誰も来ない二人だけの秘密の草原に寝転んで、私たちは誰にも知られてはならない感情を吐露し合う。音之進の兄を喪った後の父との蟠りを私は頷きながら聞いていた。私は私の秘密を吐露する事など能わないので音之進に話を合わせている事が多かった。

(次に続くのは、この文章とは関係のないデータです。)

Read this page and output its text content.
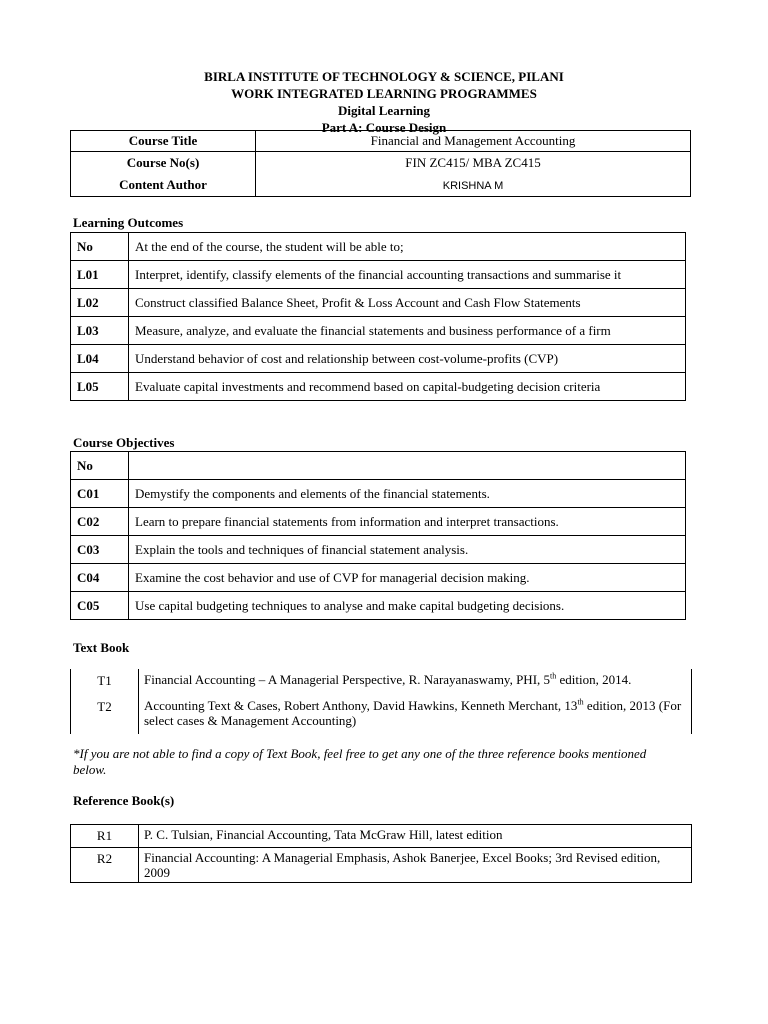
BIRLA INSTITUTE OF TECHNOLOGY & SCIENCE, PILANI
WORK INTEGRATED LEARNING PROGRAMMES
Digital Learning
Part A: Course Design
Course Title	Financial and Management Accounting
Course No(s)	FIN ZC415/ MBA ZC415
Content Author	KRISHNA M
Learning Outcomes
No	At the end of the course, the student will be able to;
L01	Interpret, identify, classify elements of the financial accounting transactions and summarise it
L02	Construct classified Balance Sheet, Profit & Loss Account and Cash Flow Statements
L03	Measure, analyze, and evaluate the financial statements and business performance of a firm
L04	Understand behavior of cost and relationship between cost-volume-profits (CVP)
L05	Evaluate capital investments and recommend based on capital-budgeting decision criteria
Course Objectives
No	
C01	Demystify the components and elements of the financial statements.
C02	Learn to prepare financial statements from information and interpret transactions.
C03	Explain the tools and techniques of financial statement analysis.
C04	Examine the cost behavior and use of CVP for managerial decision making.
C05	Use capital budgeting techniques to analyse and make capital budgeting decisions.
Text Book
T1	Financial Accounting – A Managerial Perspective, R. Narayanaswamy, PHI, 5th edition, 2014.
T2	Accounting Text & Cases, Robert Anthony, David Hawkins, Kenneth Merchant, 13th edition, 2013 (For select cases & Management Accounting)
*If you are not able to find a copy of Text Book, feel free to get any one of the three reference books mentioned below.
Reference Book(s)
R1	P. C. Tulsian, Financial Accounting, Tata McGraw Hill, latest edition
R2	Financial Accounting: A Managerial Emphasis, Ashok Banerjee, Excel Books; 3rd Revised edition, 2009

「なまえはどうなのだ?やはり御父君に倣い陸士を受験するのか?」

「うん……そうだろうな。結局私たちは望もうと望まざると父たちと同じ道を辿る事になるのだな」

「なまえは、良いな。私はなまえが羨ましい」

「どういう事だ?」

「皆が噂している。みょうじ家の優秀な御曹司と、鯉登家の落ちこぼれが並び歩いていると。私が悪いのは分かっているのに、私はお前を羨んでしまう」

空を見上げて遠い目をする音之進を隣に私は言葉にしてはならない感情を打ち消す。それは私だけのものでは、もうなくなっていたのだから。

(私が女だと知ったら、音之進は)

幻滅するだろうか、それとも。

考える事が恐ろしくて私は思考を止める。それから頭に浮かんだ考えを振り払うようにそっと、音之進の硬い手に自らの手を乗せた。

「なまえ……?」

「私は知っている。音之進が誰にも知られずに一人剣術の稽古に励んでいる事も、兵術の書を読んでいる事も、亡き兄君に並び立とうと必死に努力している事も」

「なまえ……」

「音之進は私の一番の友人だ。そんな友人が必死に己を錬磨している事を、私は誇りに思うよ」

音之進の手をぎゅうと握る。並んで寝転ぶ草原は風が吹く度に草の青い匂いがする。それを肺一杯に吸い込んで音之進に向けて微笑めば、彼は何故か顔を真っ赤にさせて顔を逸らした。

「っ、お、お前も私の一番の友人だ、なまえ。他の誰が信じられなくても、お前だけは信頼出来る」

音之進から与えられる無条件の信頼が本当は怖かった。私の秘密が彼に知られてしまったらと考えたならば。それでも悪い私は束の間その恐怖を忘れて微睡みのような時間を選んでしまう。

青い空の下、二人で手を取り合って寝転ぶ草原はまるで私たち二人だけの世界になってしまったかのようで私はその時間が永続すれば良いのになんて、叶わない夢を見た。